Jang Jun Young discusses the ongoing, life-and-death struggle for democracy in Myanmar. This article first examines not only the background of the recent coup but also the character of Myanmar’s military, which has led the country into a predatory state, and to become one of the world’s poorest countries, with a closed economy. Then it explains how today’s struggle, originating from the situation in which people moved forward while the military remains stalled, is rooted in the fierce spirit of the current generation, which does not want to hand down the legacy of a military regime to the next generation.

Creative writings in this issue offer works awakening new thoughts and our imagination. In poetry, new works by 13 poets, from Kang Duk Hwan to Jin Eun-young, open their own worlds for us. In fiction, not only the second installment of the novel by Choi Eunmi, but also short stories by Kim Yuna, Kim Yu-dam, Cho Kap-sang, and Pyun Hye Young deeply explore various aspects of our lives today.

“Focus on Author” investigates the significance of the solidarity work that Kim Jung-mi has long carried out in connection with her recent novel To Be Together. While the author’s perspective, which carefully represents a community as an ecosystem in its current living state, teaches us what it means “to be together,” literary scholar Lee Jung-suk guides us through its various aspects by drawing our attention to its intertextual relationship with The Dwarf by Cho Se-hui.

In “Literary Focus,” poet Shin Cheolgyu converses with two guests, novelist Kim Jeong-a and literary critic Seonu Eunsil, about six notable new books of poetry and fiction published this season. Their respective opinions and responses to them are woven together as “rotation” and “revolution,” creating currents of thoughtful and rich discussions.

“Essays” mourn and commemorate two legends of our time. Yom Mu-woong’s essay remembers the late Mr. Chae Hyun Gook, well known as “the elder of our times” among young people. Traces of Mr. Chae’s life, in which he crossed various social borders freely enough that it would be difficult to imagine nowadays, including his special relationship with Changbi, remains an inspiration. Lim Jin-taek reflects on the life of the late Mr. Paik Ki-whan, superbly befitting the title “revolutionary.” This essay traces his life, works, and language, which overcame the limits of harsh times through extraordinary spirit and insight, since childhood, during which time he was nicknamed and defined as “Busimi (the dazzling).” It is filled with a lively spirit he left with us.

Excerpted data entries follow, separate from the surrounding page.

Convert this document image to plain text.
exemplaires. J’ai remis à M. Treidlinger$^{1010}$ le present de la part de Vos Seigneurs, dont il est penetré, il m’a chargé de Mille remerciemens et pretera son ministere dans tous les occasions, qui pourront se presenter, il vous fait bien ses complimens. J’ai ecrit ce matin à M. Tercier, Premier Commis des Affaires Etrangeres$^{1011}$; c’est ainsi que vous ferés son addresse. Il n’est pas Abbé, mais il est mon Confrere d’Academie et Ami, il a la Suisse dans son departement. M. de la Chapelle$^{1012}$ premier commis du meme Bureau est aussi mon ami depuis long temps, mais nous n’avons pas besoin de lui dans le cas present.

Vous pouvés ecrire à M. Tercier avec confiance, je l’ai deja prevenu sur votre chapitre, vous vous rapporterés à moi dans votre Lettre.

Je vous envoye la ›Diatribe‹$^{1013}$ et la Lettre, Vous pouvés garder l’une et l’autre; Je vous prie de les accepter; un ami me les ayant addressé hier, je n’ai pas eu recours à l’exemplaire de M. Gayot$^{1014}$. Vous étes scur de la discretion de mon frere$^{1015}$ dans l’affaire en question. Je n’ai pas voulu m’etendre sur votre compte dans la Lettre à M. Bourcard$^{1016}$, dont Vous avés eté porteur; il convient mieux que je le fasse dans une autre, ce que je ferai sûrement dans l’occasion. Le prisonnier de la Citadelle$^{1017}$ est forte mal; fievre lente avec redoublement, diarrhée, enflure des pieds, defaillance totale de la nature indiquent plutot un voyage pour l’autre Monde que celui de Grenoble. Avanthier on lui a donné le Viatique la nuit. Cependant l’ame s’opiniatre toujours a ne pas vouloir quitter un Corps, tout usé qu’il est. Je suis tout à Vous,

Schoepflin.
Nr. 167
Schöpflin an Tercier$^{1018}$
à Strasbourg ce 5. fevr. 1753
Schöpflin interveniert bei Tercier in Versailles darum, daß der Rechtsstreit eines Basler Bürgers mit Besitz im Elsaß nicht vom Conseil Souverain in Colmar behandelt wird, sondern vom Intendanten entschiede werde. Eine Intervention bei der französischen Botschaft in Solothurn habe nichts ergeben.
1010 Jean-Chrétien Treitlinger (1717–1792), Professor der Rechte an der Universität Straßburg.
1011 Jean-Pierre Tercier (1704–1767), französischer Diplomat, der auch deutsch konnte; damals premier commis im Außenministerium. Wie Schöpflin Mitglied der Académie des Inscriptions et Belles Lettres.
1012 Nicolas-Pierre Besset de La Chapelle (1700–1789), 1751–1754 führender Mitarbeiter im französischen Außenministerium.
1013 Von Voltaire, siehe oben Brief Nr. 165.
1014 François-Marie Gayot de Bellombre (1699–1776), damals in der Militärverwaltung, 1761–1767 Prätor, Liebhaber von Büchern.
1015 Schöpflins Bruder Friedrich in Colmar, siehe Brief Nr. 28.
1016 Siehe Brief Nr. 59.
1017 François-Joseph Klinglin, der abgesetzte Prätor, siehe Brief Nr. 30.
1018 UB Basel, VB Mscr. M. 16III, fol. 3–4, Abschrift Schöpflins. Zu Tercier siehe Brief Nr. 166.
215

“Book Reviews” offers succinct and careful examinations of various topics worthy of our attention, too numerous to introduce individually. We sincerely thank the reviewers who took upon themselves the role of considerate guides to these select books.

Lastly, we announce the news that Kim Sang-Hyun, a specialist in science, technology, and the environment, has joined our editorial board from this issue. We look forward to his contributions in these fields, the importance of which have been heightened.

 

On the 41st anniversary of the May 18 Gwangju Democratization Movement, we are reminded of the continuous flow of our democratization movement, from then until the ongoing Candlelight Revolution, since 2016. The crushing defeat of the ruling party in the recent special elections does not mean the abandonment of the Candlelight Revolution, but rather the wish and demand of Korean citizens for the revival of its true spirit. We at Changbi promise to actively participate in the work of preserving and carrying out this wish, together with our readers.